In 1978, the first International James Fenimore Cooper Conference was in Oneonta, New York, a beautiful valley on the banks of the Susquehanna River, at the foothills of the Catskills, just minutes from Cooper’s boyhood home of Cooperstown. Since then, over the course of twenty conferences more than 250 scholars and writers, including Leslie Fiedler, James Beard, Thomas Philbrick, and Rochelle Johnson, have presented papers on James Fenimore Cooper, Susan Fenimore Cooper, and the world they represented and helped to create.
Call For Papers
Call for Papers
22nd International James Fenimore Cooper/Susan Fenimore Cooper Conference
September 25-28, 2019
SUNY Oneonta, Oneonta, NY
Keynote Speaker: Sandra M. Gustafson
Professor of English and American Studies, Notre Dame University
Author: Imagining Deliberative Democracy in the Early American Republic
“E Pluribus Unum: Cooper, Cosmopolis, and American Identity.”
Hector St. John de Crevecoeur, writing in the 1770s under the guise of Farmer James, defines the American as an amalgam of all of Europe: men and women who have left behind them “all ancient prejudices and manners” and who have “received new ones from the new mode of life he has embraced.” Using the melting pot metaphor for perhaps the first time, Crevecoeur proclaims, “Here individuals of all nations are melted into a new race of men.” Fifty years later, in 1831, Alexis de Tocqueville affirmed this conception, describing America as “a society formed of all the nations of the world.” However, such optimistic views of cultural mixing were not universally shared.
Anglo-centric leaders of the revolution, including Franklin, Hamilton, and Jefferson, feared that foreigners would, in Hamilton’s words, “corrupt the national spirit.” By the 1840s, nativism emerged as a full-blown political movement.

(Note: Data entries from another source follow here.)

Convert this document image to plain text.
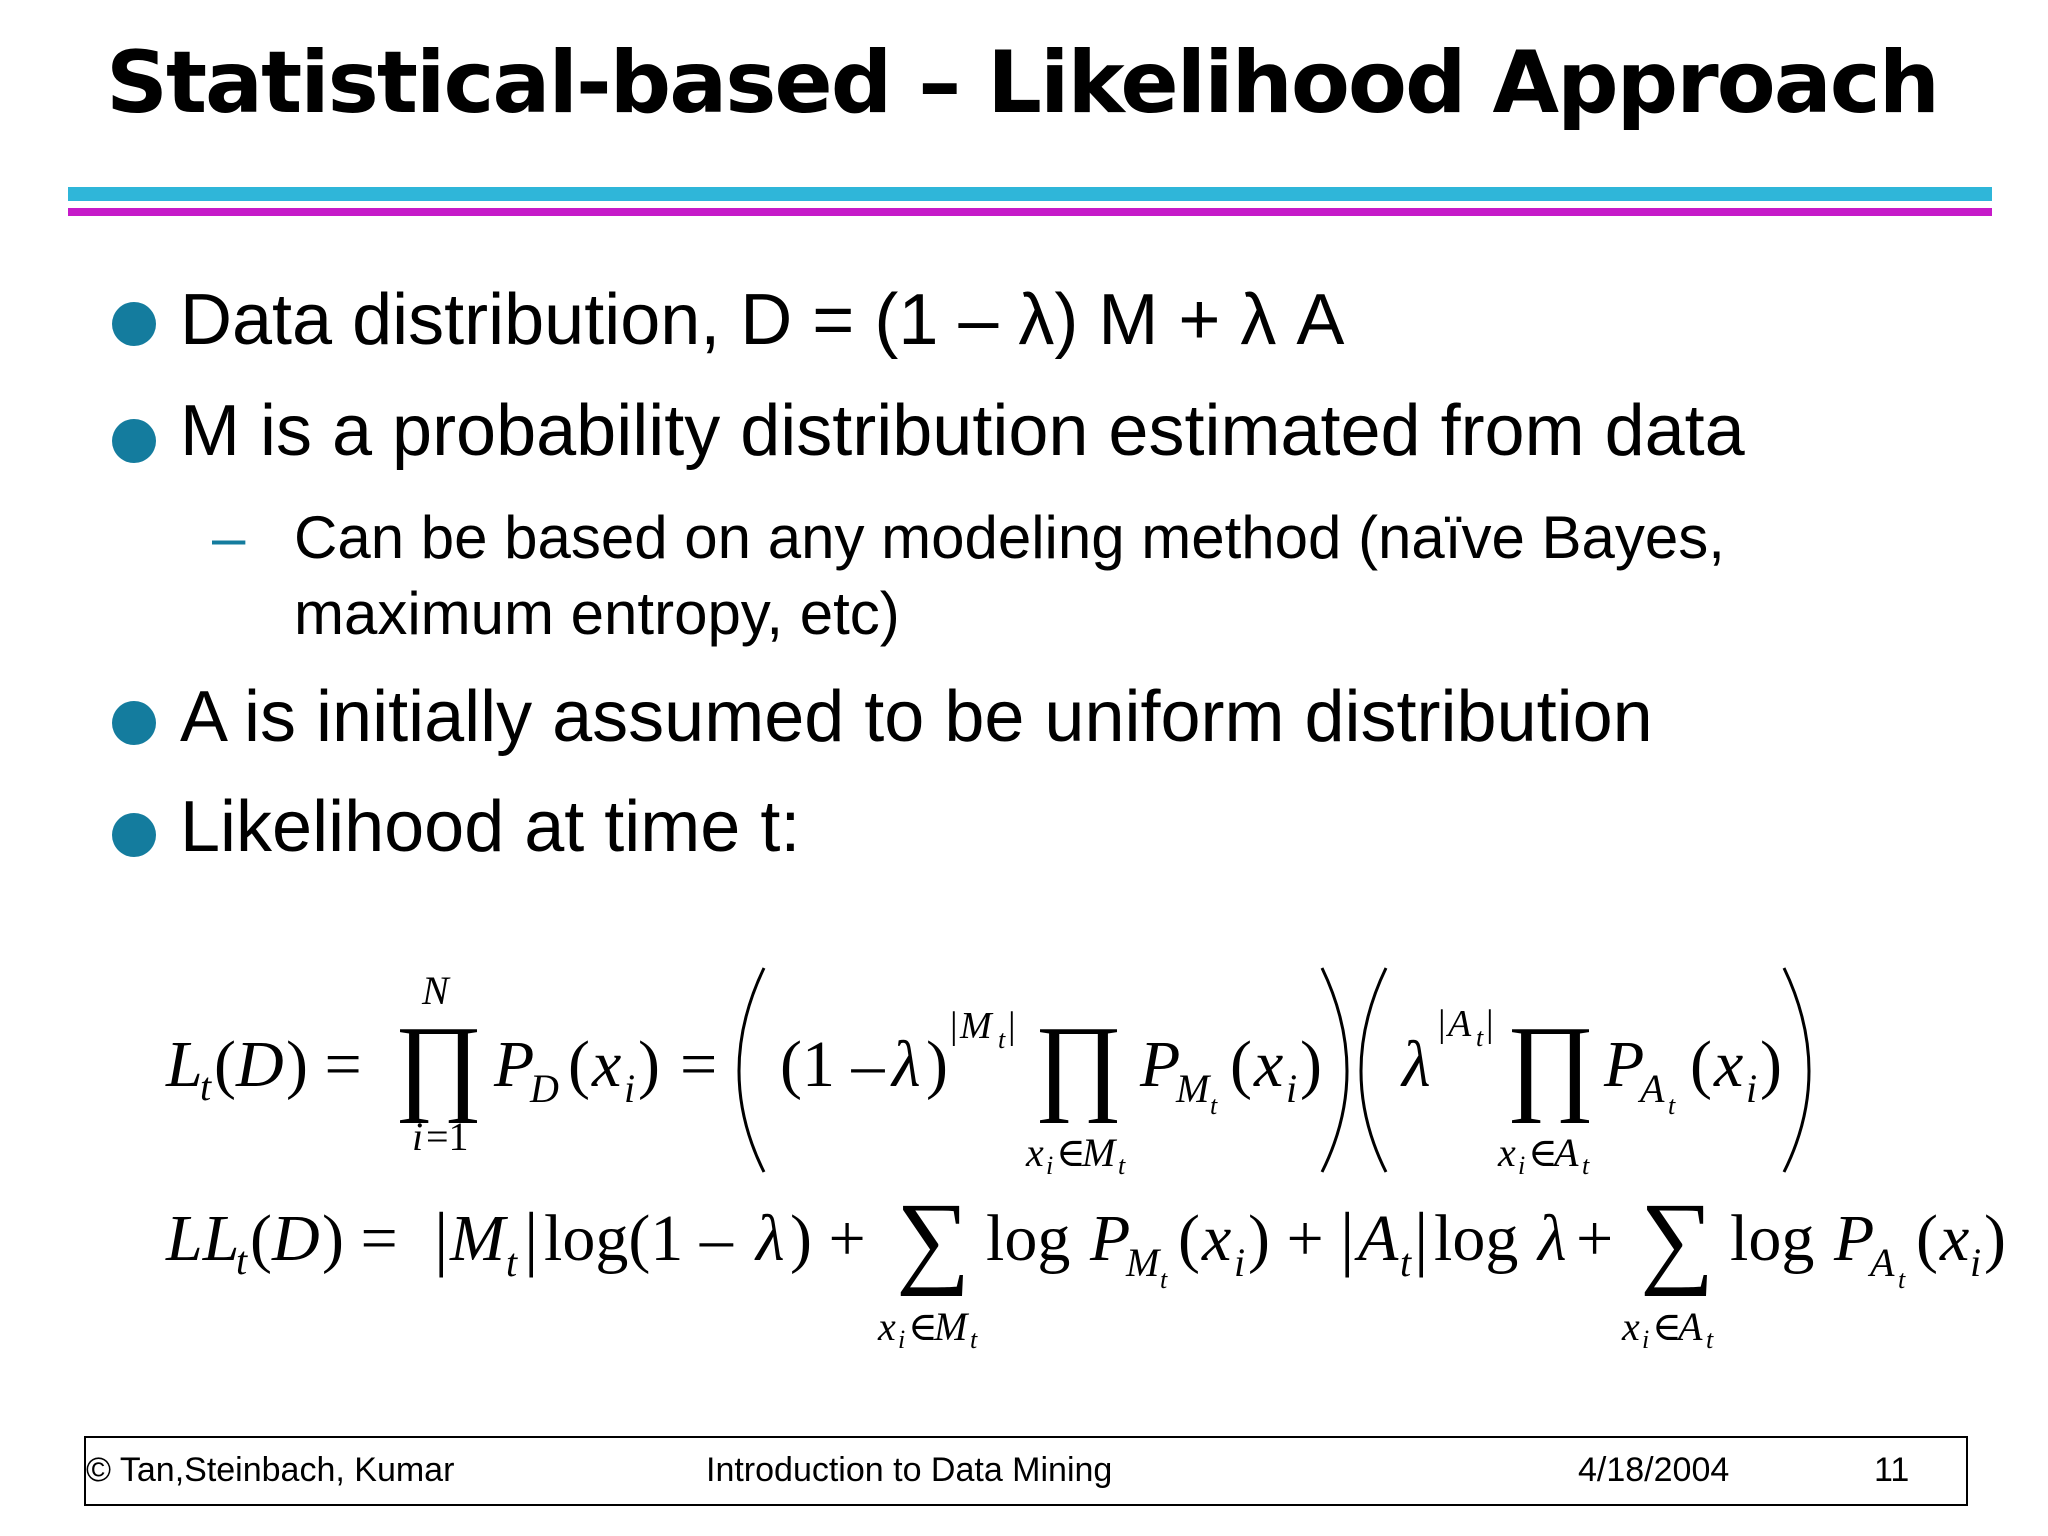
Statistical-based – Likelihood Approach
Data distribution, D = (1 – λ) M + λ A
M is a probability distribution estimated from data
– Can be based on any modeling method (naïve Bayes,
maximum entropy, etc)
A is initially assumed to be uniform distribution
Likelihood at time t:
L
t ( D ) = ∏
N
i =1
P
D ( x i ) = (1 – λ )
| M t | ∏
x i ∈
M t
P
M t
( x i ) λ
| A t | ∏
x i ∈
A t
P
A t
( x i )
LL
t ( D ) = | M t | log(1 – λ ) + ∑
x i ∈
M t
log P
M t
( x i ) + | A t | log λ + ∑
x i ∈
A t
log P
A t
( x i )
© Tan,Steinbach, Kumar	Introduction to Data Mining	4/18/2004	11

For the 2019 conference, we want to examine Cooper within this tension between native purity and immigrant amalgamation. Sandra M. Gustafson argues that Cooper’s works embody a “republican cosmopolitanism,” with their representations of multi-ethnic communities and his “ideal of multiracial deliberation” in the Leatherstocking novels. We seek papers that address the role of Cooper and his contemporaries in forging an American identity out of the cultural mixture of overlapping empires and immigration. Topics may include (but are not restricted to) the following:
Nativism and Immigration
Slavery in New York
Gender(s) and the Frontier
(Dis)placing Native American Communities
Populism and Democracy
Exploration and Natural History
Social Conflicts in Frontier Communities
Landscape and Community
We are happy to consider any paper that addresses James Fenimore Cooper’s or Susan Fenimore Cooper’s work and their time. Papers should be 8-10 pages (20 minute presentation). Send paper proposals via e-mail to Dr. Roger W. Hecht (hechtrw@oneonta.edu).
Proposal Deadline is May 15.
FAQs
What is the Cooper Seminar?
The International James Fenimore Cooper and Susan Fenimore Cooper Conference and Seminar is an international conference that brings together scholars from across the country and around the world to share and discuss new ideas about the works and world of James Fenimore Cooper and Susan Fenimore Cooper. Tied to the conference is a senior-level seminar for SUNY, Oneonta students. Students enrolled in the course attend the conference as audience members and receive an immersive introduction to Cooper’s major works and to academic professional life. As audience members, students get an up-close exposure to the give and take of academic exchange and develop an understanding of how intellectual development works. Students also read major works by Cooper and discuss their significance in a seminar led by a visiting Cooper scholar.
How big is the Conference?
Numbers of those attending have varied over the two decades the Seminar has been running. Attendance fluctuates from day to day. In 2011, a high watermark for our conference, twenty nine presenters and over thirty students took part. Our keynote speakers have included scholars Shirley Samuels, Cooper biographer Wayne Franklin, and Cooper Society President Lance Schachterle. Pulitzer Prize winning historian Alan Taylor’s lecture attracted more than three hundred people in 1997.
What is the Registration Cost?
The registration fee of $150 ($110 for graduate students).
What Does My Registration Cover?
- Registration covers admittance to all conference events, parking, computer access, etc.
- Continental breakfast every day, afternoon snacks, coffee/tea
- Transportation & boxed lunch for a field trip to Cooperstown, which includes:
- Admittance to the Fenimore House & The Farmers' Museum in Cooperstown
- Reception on the veranda of the Otesaga Hotel overlooking "Glimmerglass Lake"
- Keynote luncheon banquet at the SUNY Oneonta College Camp
- Conference "chatzkes," including the coveted "Cooper Conference" pen.
Registration does not cover the cost of lodging. We have in the past and will continue to offer this year discounted registration to graduate students & scholars unaffiliated with academic institutions.